Let the stain remover sit on the stain for at least 10 to 15 minutes.
Wash as Directed
Wash as recommended on the care label using the hottest water suggested.
Steps to Remove Red Meat Stains From Carpet
Remove Solids and Blot
Remove any solids as quickly as possible. Immediately blot the stain with a plain white cloth or paper towel to absorb either the oil or blood.
Soap the Stain
Mix a solution of 1 teaspoon dishwashing liquid and 2 cups of lukewarm water.

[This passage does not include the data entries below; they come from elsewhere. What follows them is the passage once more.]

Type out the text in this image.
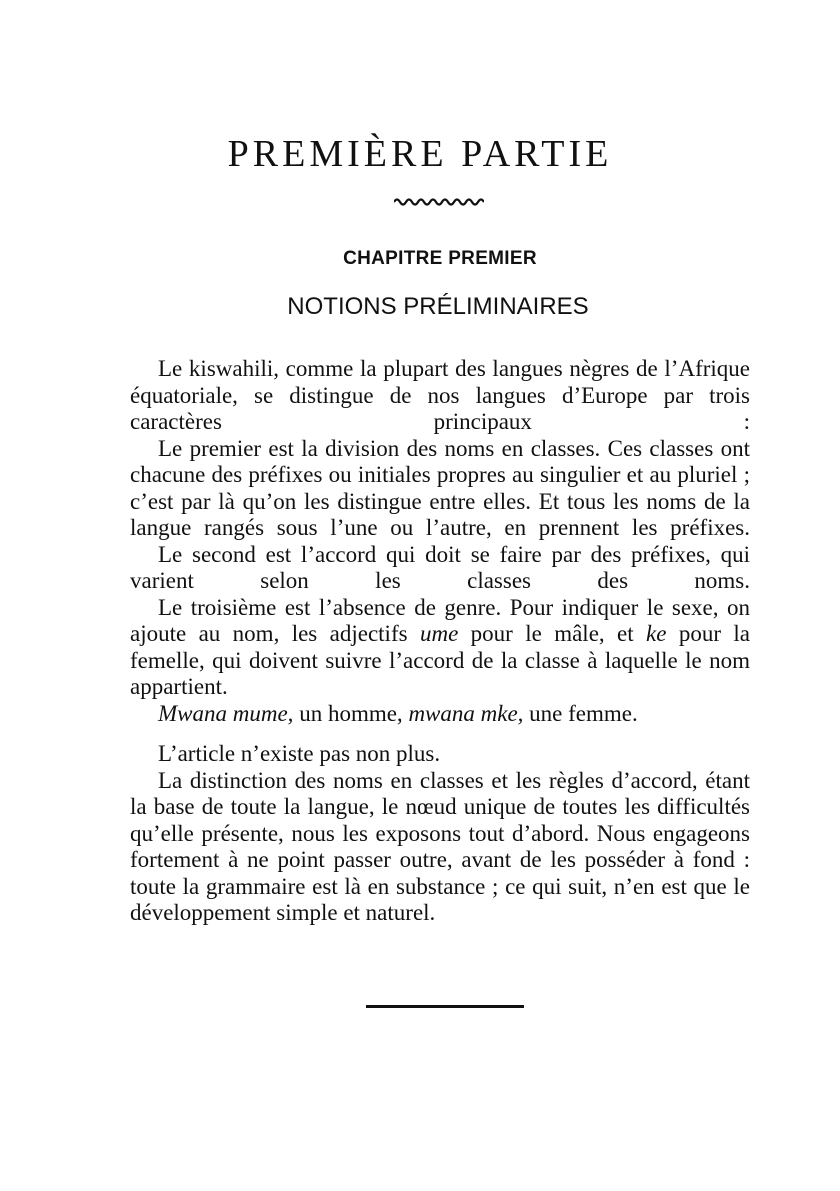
PREMIÈRE PARTIE
CHAPITRE PREMIER
NOTIONS PRÉLIMINAIRES

Le kiswahili, comme la plupart des langues nègres de l’Afrique équatoriale, se distingue de nos langues d’Europe par trois caractères principaux :

Le premier est la division des noms en classes. Ces classes ont chacune des préfixes ou initiales propres au singulier et au pluriel ; c’est par là qu’on les distingue entre elles. Et tous les noms de la langue rangés sous l’une ou l’autre, en prennent les préfixes.

Le second est l’accord qui doit se faire par des préfixes, qui varient selon les classes des noms.

Le troisième est l’absence de genre. Pour indiquer le sexe, on ajoute au nom, les adjectifs ume pour le mâle, et ke pour la femelle, qui doivent suivre l’accord de la classe à laquelle le nom appartient.

Mwana mume, un homme, mwana mke, une femme.

L’article n’existe pas non plus.

La distinction des noms en classes et les règles d’accord, étant la base de toute la langue, le nœud unique de toutes les difficultés qu’elle présente, nous les exposons tout d’abord. Nous engageons fortement à ne point passer outre, avant de les posséder à fond : toute la grammaire est là en substance ; ce qui suit, n’en est que le développement simple et naturel.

Use a sponge or your fingers to work the solution into the stain.
Start at the outside edge and work toward the center to keep the stain from spreading.
Blot the Stain
Use a white cloth or paper towel to blot away the stain as it is lifted from the fibers by the soap solution.
Rinse and Blot Again
Use a sponge to "rinse" the stained area with plain water. If you leave a soapy residue in the carpet fibers it will attract soil over time.
Keep blotting with a clean white cloth until no more soap remains.
Air Dry and Vacuum
Allow the area to air-dry away from direct heat or sunlight and then vacuum to lift carpet fibers.
When to Call a Professional
- If you spill meat on a garment that is vintage, silk, or labeled as dry clean only, remove any solids by lifting away from the fabric with a dull knife, spoon edge, or even the edge of a credit card.
- Next, blot the stain with a dry white cloth or paper towel and head to the dry cleaner. Point out the stain to your professional cleaner. Be sure to mention if additional sauces or ingredients were involved.
Additional Tips for Handling Red Meat Stains
The same cleaning tips recommended for carpet can be used to remove meat stains from upholstered fabrics. Take extra care when cleaning not to over-wet the fabric, though. Excessive moisture in the cushions can cause mildew and rot.